If this fails: GlobalScope coroutines survive activity destruction, potentially keeping MLCEngine references alive and preventing proper GPU memory cleanup

android/MLCEngineExample/app/src/main/java/ai/mlc/mlcengineexample/MainActivity.kt:GlobalScope.launch usage

System Behavior

How the system operates at runtime — where data accumulates, what loops, what waits, and what controls what.

Data Pools

ModelRegistry (registry)
Maps model names to compiled binary paths and configuration metadata for runtime loading
KVCachePool (buffer)
Pre-allocated memory blocks for transformer attention key-value pairs, reused across requests with paging
RequestQueue (queue)
FIFO queue of pending generation requests with priority handling and batching logic
ResponseStreamPool (in-memory)
Active streaming connections with backpressure control and cleanup on client disconnect

Feedback Loops

Delays

Control Points

Technology Stack

TVM (compute)
Compiles model operations into optimized kernels for different hardware backends
FastAPI (framework)
Provides OpenAI-compatible HTTP API endpoints for chat completions and embeddings
Pydantic (serialization)
Validates and serializes API request/response schemas following OpenAI specification
CMake (build)
Builds cross-platform C++ inference engine with hardware-specific optimizations
Android NDK (runtime)
Compiles C++ engine for Android ARM64 with OpenCL GPU acceleration
SentencePiece (library)
Tokenizes text input using vocabulary from trained language models
Transformers (library)
Loads model weights and configurations from HuggingFace format during compilation
Kotlin Coroutines (runtime)
Manages asynchronous streaming responses in Android applications

Key Components

Explore the interactive analysis

See the full architecture map, data flow, and code patterns visualization.

Analyze on CodeSea

Related Ml Inference Repositories

Frequently Asked Questions

What is mlc-llm used for?

Compiles and runs large language models efficiently across diverse hardware platforms mlc-ai/mlc-llm is a 8-component ml inference written in Python. Data flows through 5 distinct pipeline stages. The codebase contains 508 files.

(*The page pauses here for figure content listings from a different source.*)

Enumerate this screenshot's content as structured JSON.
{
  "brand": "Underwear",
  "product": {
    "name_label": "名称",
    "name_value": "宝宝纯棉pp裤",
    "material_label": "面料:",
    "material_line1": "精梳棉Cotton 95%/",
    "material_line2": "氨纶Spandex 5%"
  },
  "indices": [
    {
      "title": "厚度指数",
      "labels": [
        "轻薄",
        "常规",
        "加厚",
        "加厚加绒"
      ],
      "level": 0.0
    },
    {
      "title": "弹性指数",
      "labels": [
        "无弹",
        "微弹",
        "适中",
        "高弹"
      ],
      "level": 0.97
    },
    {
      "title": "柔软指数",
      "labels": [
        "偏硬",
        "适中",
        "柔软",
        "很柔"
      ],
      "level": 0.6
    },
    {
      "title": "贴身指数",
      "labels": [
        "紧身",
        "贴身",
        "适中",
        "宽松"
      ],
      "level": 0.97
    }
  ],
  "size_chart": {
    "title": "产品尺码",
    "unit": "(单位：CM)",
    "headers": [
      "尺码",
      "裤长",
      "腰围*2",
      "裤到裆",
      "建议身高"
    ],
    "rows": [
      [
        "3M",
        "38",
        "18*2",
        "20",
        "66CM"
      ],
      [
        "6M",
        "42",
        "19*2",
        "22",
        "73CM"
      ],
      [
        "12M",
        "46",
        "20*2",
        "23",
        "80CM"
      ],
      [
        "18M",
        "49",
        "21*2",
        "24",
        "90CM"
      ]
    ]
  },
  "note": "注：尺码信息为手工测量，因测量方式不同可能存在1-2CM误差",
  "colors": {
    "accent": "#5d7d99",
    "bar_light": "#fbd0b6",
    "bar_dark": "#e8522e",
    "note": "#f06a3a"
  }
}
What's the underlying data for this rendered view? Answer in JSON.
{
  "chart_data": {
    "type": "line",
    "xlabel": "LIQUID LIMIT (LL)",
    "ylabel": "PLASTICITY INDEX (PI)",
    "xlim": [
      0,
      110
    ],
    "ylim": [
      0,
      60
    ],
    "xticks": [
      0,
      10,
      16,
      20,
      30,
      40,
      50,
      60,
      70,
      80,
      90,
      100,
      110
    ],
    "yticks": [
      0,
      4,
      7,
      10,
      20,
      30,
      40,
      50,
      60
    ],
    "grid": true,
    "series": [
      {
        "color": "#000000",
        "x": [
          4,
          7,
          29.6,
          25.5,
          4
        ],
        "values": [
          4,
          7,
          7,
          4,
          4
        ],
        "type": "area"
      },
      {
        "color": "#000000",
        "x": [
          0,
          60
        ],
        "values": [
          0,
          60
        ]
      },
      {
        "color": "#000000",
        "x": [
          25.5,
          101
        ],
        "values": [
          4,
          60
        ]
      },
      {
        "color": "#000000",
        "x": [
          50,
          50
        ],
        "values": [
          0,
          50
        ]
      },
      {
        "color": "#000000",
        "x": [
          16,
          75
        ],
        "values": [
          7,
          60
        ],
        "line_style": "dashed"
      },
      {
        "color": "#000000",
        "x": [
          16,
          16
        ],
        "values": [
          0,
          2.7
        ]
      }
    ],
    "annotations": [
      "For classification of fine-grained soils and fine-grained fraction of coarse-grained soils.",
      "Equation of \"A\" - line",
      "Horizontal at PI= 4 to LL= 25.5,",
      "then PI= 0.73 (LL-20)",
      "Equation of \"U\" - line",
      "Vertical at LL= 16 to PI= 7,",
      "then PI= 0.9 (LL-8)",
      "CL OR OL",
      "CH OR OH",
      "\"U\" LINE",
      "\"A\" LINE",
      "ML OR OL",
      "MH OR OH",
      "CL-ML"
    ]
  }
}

How is mlc-llm architected?

mlc-llm is organized into 4 architecture layers: Model Compilation, Runtime Engine, Platform Bindings, Protocol Layer. Data flows through 5 distinct pipeline stages. This layered structure keeps concerns separated and modules independent.

How does data flow through mlc-llm?

Data moves through 5 stages: Parse API request → Initialize request stream → Tokenize input messages → Execute model inference → Stream response tokens. Requests enter through HTTP API or platform bindings, get parsed into OpenAI protocol messages, tokenized into integer sequences, processed by the compiled model engine with KV-cache management, and streamed back as generated text tokens that are decoded and formatted as JSON responses. This pipeline design reflects a complex multi-stage processing system.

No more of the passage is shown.